How can I set up a SonicWall firewall behind an ISP modem?

• SonicWall is a firewall with routing capabilities (henceforth referred to as the firewall).
• An ISP modem is a router with some firewall capability.
• One can set up an ISP modem either as a "Router" or in Bridged Mode (Fig. 1). In the former (router) case, the public IP is associated with the modem (Fig. 1a). If the modem is in Bridged Mode, the public IP address can be used on the firewall (Fig. 1b). Setting the ISP modem in Bridged Mode does not interfere with the traffic to the firewall . However a modem set in Router mode will NAT the traffic. In this case, The WAN interface of the firewall will have a private IP address (Fig. 1a. e.g., 192.168.1.2). Therefore to avail any of the services on the firewall, one has to allow them through the ISP Modem. Key scenarios include: VPN and Port Forwarding. This article discusses the setup in Routing mode.

   

  CAUTION: Setting up a private IP on the SonicWall may cause network issues on VPN, VoIP, Port Forwarding while it should be ok for general Internet traffic. You may want to configure your router into bridge mode so you can configure your Public IP on the SonicWall's X1 Interface.
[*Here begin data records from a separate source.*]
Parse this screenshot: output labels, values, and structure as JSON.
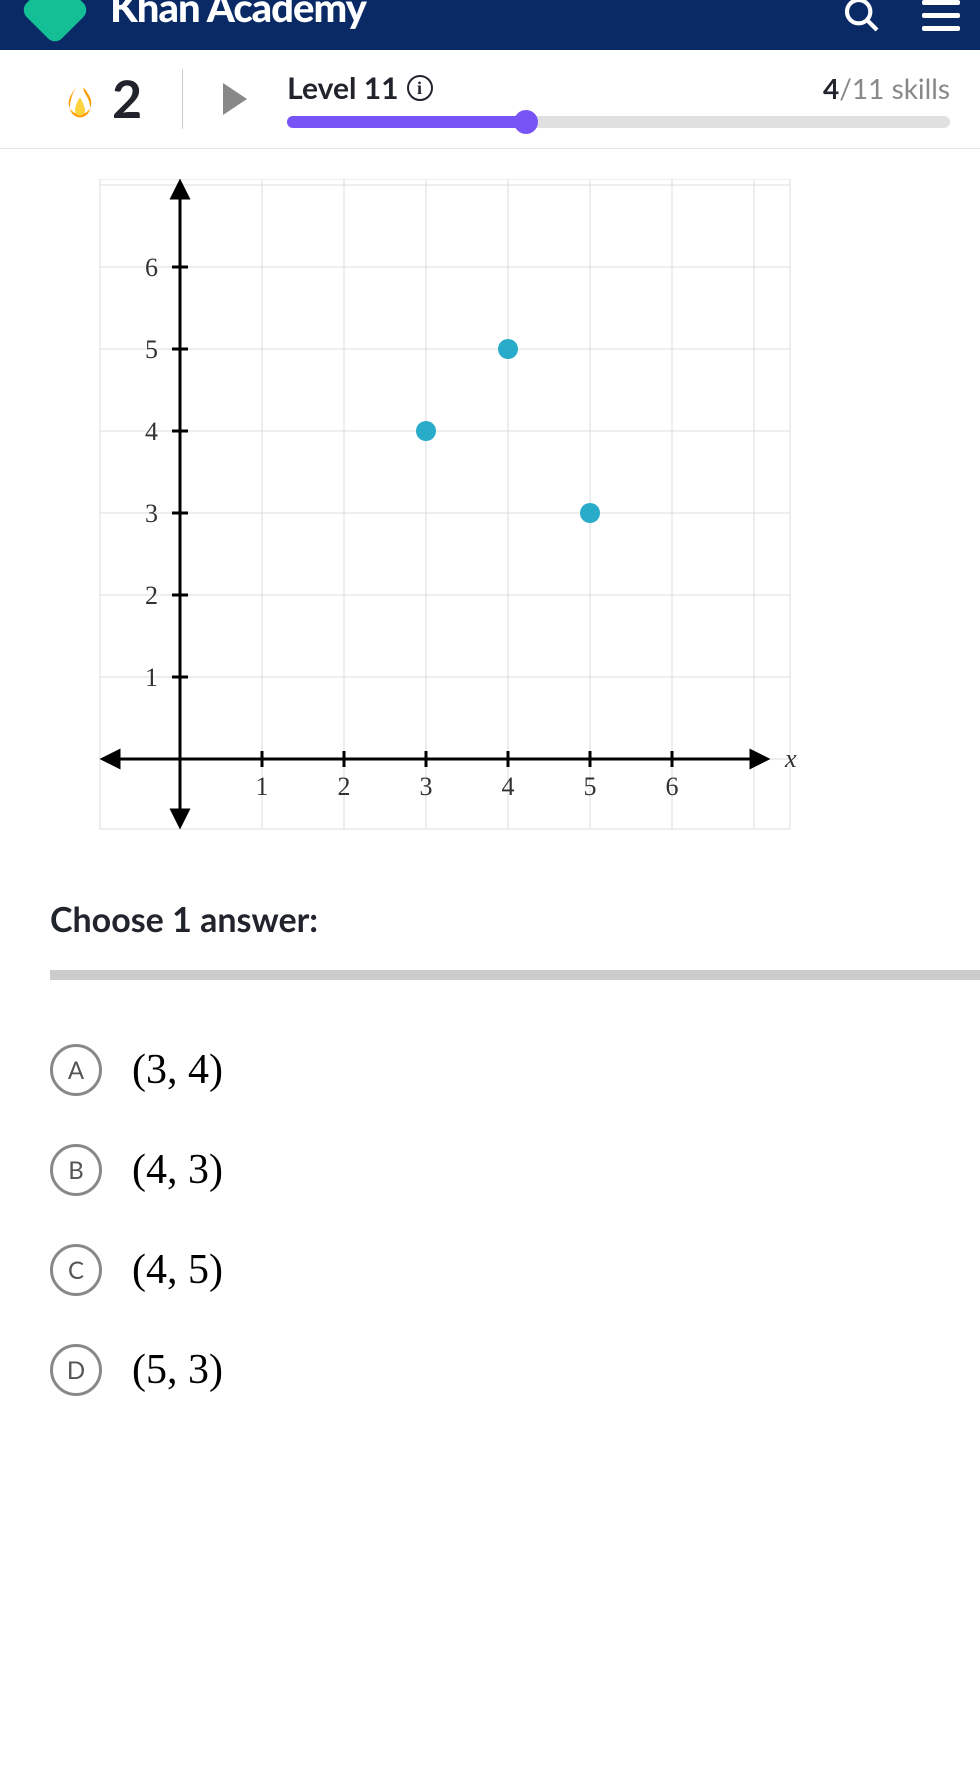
{
  "header": {
    "brand": "Khan Academy"
  },
  "streak": {
    "count": "2"
  },
  "level": {
    "label": "Level 11",
    "skills_done": "4",
    "skills_total": "/11 skills",
    "progress_percent": 36
  },
  "chart": {
    "type": "scatter",
    "xlim": [
      0,
      7
    ],
    "ylim": [
      0,
      7
    ],
    "xticks": [
      1,
      2,
      3,
      4,
      5,
      6
    ],
    "yticks": [
      1,
      2,
      3,
      4,
      5,
      6
    ],
    "x_axis_label": "x",
    "points": [
      {
        "x": 3,
        "y": 4
      },
      {
        "x": 4,
        "y": 5
      },
      {
        "x": 5,
        "y": 3
      }
    ],
    "point_color": "#29abca",
    "point_radius": 10,
    "grid_color": "#dddddd",
    "axis_color": "#000000",
    "tick_label_fontsize": 26,
    "background_color": "#ffffff"
  },
  "prompt": "Choose 1 answer:",
  "choices": [
    {
      "letter": "A",
      "text": "(3, 4)"
    },
    {
      "letter": "B",
      "text": "(4, 3)"
    },
    {
      "letter": "C",
      "text": "(4, 5)"
    },
    {
      "letter": "D",
      "text": "(5, 3)"
    }
  ]
}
Fig. 1. Installation of a SonicWall firewall behind an ISP modem.

Following example illustrates a scenario in which a firewall is installed behind an ISP modem by connecting to the DMZ port of the latter.

Fig. 2. Setting up a SonicWall firewall behind an ISP modem (router)'s DMZ zone.

Use of Dynamic DNS:

A typical ISP scenario for home Internet involves DHCP IP addresses, which makes it difficult to set up services behind the firewall (Fig. 2), I wanted to set up a web server to be accessed from the Internet. To achieve it, I have created a dynamic DNS,e.g., mysite.dyndns with a public provider that keeps track of my DHCP IP address by continuous monitoring.